Leonardo Bras <[email protected]> wrote:
> When zero-copy-send is enabled, each loop iteration of the
> multifd_send_thread will calls for qio_channel_write_*() twice: The first
> one for sending the header without zero-copy flag and the second one for
> sending the memory pages, with zero-copy flag enabled.
>
> This ends up calling two syscalls per loop iteration, where one should be
> enough.
>
> Also, since the behavior for non-zero-copy write is synchronous, and the
> behavior for zero-copy write is asynchronous, it ends up interleaving
> synchronous and asynchronous writes, hurting performance that could
> otherwise be improved.
>
> The choice of sending the header without the zero-copy flag in a separated
> write happened because the header memory area would be reused in the next
> write, so it was almost certain to have changed before the kernel could
> send the packet.
>
> To send the packet with zero-copy, create an array of header area instead
> of a single one, and use a different header area after each write. Also,
> flush the sending queue after all the headers have been used.
>
> To avoid adding a zero-copy conditional in multifd_send_fill_packet(),
> add a packet parameter (the packet that should be filled). This way it's
> simpler to pick which element of the array will be used as a header.
>
> Suggested-by: Juan Quintela <[email protected]>
> Signed-off-by: Leonardo Bras <[email protected]>
>
> + if (use_zero_copy_send) {
> + p->packet_idx = (p->packet_idx + 1) % HEADER_ARR_SZ;
> +
> + if (!p->packet_idx && (multifd_zero_copy_flush(p->c) < 0)) {
> + break;
> + }
> + header = (void *)p->packet + p->packet_idx * p->packet_len;
Isn't this equivalent to?
header = &(p->packet[p->packet_idx]);
> for (i = 0; i < thread_count; i++) {
> MultiFDSendParams *p = &multifd_send_state->params[i];
> + int j;
For new code you can:
> qemu_mutex_init(&p->mutex);
> qemu_sem_init(&p->sem, 0);
> @@ -940,9 +940,13 @@ int multifd_save_setup(Error **errp)

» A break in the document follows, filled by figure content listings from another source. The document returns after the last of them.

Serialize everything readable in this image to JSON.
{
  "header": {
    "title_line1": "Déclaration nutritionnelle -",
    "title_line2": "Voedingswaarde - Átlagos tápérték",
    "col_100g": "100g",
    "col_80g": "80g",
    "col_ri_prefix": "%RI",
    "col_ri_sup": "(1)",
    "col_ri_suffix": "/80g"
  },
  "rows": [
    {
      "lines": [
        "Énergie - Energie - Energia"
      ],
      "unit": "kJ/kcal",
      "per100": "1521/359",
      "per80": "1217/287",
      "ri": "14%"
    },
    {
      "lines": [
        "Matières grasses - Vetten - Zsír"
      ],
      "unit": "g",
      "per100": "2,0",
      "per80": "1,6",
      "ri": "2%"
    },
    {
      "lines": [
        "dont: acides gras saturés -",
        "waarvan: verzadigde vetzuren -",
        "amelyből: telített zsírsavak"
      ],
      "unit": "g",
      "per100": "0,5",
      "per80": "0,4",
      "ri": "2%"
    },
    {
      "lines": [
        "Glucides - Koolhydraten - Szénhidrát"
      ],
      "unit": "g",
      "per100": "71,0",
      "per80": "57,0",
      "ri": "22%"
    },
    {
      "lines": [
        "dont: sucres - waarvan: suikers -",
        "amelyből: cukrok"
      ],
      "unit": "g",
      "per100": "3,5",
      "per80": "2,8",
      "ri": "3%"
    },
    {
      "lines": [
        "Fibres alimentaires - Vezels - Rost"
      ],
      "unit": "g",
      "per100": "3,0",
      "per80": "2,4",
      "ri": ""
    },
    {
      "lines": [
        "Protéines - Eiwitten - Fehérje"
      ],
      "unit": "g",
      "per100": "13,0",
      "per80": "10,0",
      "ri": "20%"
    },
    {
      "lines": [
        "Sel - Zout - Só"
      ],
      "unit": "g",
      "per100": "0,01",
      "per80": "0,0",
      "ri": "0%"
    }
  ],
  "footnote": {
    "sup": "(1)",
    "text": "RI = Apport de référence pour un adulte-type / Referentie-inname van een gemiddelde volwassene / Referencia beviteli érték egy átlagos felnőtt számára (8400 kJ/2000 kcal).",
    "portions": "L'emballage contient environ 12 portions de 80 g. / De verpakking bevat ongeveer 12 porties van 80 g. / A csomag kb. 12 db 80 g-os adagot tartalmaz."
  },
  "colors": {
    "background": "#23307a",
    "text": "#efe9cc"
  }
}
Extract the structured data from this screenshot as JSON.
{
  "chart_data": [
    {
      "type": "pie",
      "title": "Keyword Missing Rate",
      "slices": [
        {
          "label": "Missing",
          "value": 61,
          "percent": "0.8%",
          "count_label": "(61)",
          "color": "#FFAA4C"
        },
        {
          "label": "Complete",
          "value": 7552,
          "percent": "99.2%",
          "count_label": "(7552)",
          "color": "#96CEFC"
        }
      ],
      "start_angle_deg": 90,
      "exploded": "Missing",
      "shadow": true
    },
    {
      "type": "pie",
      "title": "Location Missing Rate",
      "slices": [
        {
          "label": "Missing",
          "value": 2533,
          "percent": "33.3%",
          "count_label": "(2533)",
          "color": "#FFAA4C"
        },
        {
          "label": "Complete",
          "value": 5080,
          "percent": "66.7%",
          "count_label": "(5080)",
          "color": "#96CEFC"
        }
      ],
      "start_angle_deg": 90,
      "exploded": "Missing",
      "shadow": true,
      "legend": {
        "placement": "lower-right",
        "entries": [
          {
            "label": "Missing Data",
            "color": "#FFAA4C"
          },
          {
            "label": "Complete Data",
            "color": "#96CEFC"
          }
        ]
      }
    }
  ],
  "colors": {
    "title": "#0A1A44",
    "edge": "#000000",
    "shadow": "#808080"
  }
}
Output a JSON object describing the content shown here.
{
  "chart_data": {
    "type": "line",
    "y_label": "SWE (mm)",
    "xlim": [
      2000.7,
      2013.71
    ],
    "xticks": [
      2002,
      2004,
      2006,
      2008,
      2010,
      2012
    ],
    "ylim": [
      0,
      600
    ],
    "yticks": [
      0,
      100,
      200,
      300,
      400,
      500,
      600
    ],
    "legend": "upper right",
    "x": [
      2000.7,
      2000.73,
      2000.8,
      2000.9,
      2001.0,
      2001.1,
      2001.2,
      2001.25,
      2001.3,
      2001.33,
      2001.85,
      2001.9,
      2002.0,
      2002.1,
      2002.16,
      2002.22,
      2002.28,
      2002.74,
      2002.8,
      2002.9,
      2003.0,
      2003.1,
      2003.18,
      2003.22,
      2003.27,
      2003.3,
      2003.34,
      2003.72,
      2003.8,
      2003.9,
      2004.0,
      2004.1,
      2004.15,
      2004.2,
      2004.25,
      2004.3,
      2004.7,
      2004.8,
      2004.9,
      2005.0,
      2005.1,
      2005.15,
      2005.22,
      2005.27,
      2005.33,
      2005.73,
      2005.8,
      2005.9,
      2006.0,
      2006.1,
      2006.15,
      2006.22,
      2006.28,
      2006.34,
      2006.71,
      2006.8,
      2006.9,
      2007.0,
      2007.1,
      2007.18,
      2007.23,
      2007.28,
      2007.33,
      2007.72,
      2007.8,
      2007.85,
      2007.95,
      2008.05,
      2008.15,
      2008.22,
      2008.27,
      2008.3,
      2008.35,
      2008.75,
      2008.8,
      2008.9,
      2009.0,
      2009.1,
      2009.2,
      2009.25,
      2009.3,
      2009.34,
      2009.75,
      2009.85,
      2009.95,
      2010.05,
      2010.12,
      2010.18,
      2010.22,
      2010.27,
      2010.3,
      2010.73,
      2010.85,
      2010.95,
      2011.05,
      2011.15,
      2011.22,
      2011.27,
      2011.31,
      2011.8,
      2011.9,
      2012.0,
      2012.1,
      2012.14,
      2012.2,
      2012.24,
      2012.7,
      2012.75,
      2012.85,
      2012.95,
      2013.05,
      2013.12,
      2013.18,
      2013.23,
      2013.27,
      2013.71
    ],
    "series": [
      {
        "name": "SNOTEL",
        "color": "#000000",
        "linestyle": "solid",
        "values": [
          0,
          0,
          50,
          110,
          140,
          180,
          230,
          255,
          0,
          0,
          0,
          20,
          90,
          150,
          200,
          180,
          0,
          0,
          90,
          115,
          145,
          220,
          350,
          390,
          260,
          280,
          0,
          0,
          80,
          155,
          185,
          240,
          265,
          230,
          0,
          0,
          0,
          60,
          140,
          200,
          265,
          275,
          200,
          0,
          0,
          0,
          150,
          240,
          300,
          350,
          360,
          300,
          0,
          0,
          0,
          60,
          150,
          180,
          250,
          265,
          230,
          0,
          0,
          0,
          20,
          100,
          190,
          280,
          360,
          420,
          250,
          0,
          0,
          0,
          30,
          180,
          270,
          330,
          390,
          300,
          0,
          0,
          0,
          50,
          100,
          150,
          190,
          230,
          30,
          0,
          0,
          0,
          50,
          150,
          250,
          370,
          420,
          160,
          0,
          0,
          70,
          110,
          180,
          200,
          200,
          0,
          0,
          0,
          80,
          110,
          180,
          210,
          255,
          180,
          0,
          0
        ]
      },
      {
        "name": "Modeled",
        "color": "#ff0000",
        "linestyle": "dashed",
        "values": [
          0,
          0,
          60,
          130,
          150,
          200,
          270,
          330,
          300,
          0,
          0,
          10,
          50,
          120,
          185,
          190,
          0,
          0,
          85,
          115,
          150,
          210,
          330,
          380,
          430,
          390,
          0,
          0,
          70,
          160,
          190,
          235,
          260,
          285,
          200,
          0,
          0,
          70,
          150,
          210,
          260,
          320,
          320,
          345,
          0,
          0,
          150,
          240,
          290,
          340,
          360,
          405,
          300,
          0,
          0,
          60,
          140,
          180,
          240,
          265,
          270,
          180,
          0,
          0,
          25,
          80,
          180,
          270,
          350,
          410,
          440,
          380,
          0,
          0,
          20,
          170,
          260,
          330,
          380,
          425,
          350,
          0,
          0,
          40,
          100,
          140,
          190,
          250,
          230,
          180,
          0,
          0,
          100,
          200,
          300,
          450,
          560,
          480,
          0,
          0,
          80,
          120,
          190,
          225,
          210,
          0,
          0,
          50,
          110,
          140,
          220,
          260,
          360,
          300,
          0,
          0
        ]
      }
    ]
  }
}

> p->pages = multifd_pages_init(page_count);
> p->packet_len = sizeof(MultiFDPacket_t)
> + sizeof(uint64_t) * page_count;
> - p->packet = g_malloc0(p->packet_len);
> - p->packet->magic = cpu_to_be32(MULTIFD_MAGIC);
> - p->packet->version = cpu_to_be32(MULTIFD_VERSION);
> + p->packet = g_malloc0_n(HEADER_ARR_SZ, p->packet_len);
> + for (j = 0; j < HEADER_ARR_SZ ; j++) {
for (int j = 0; j < HEADER_ARR_SZ ; j++) {
> + MultiFDPacket_t *packet = (void *)p->packet + j * p->packet_len;
> + packet->magic = cpu_to_be32(MULTIFD_MAGIC);
> + packet->version = cpu_to_be32(MULTIFD_VERSION);
Can't you use here:
packet[j].magic = cpu_to_be32(MULTIFD_MAGIC);
packet[j].version = cpu_to_be32(MULTIFD_VERSION);
And call it a day?
The rest is fine for me. Thanks for the effort.
Later, Juan.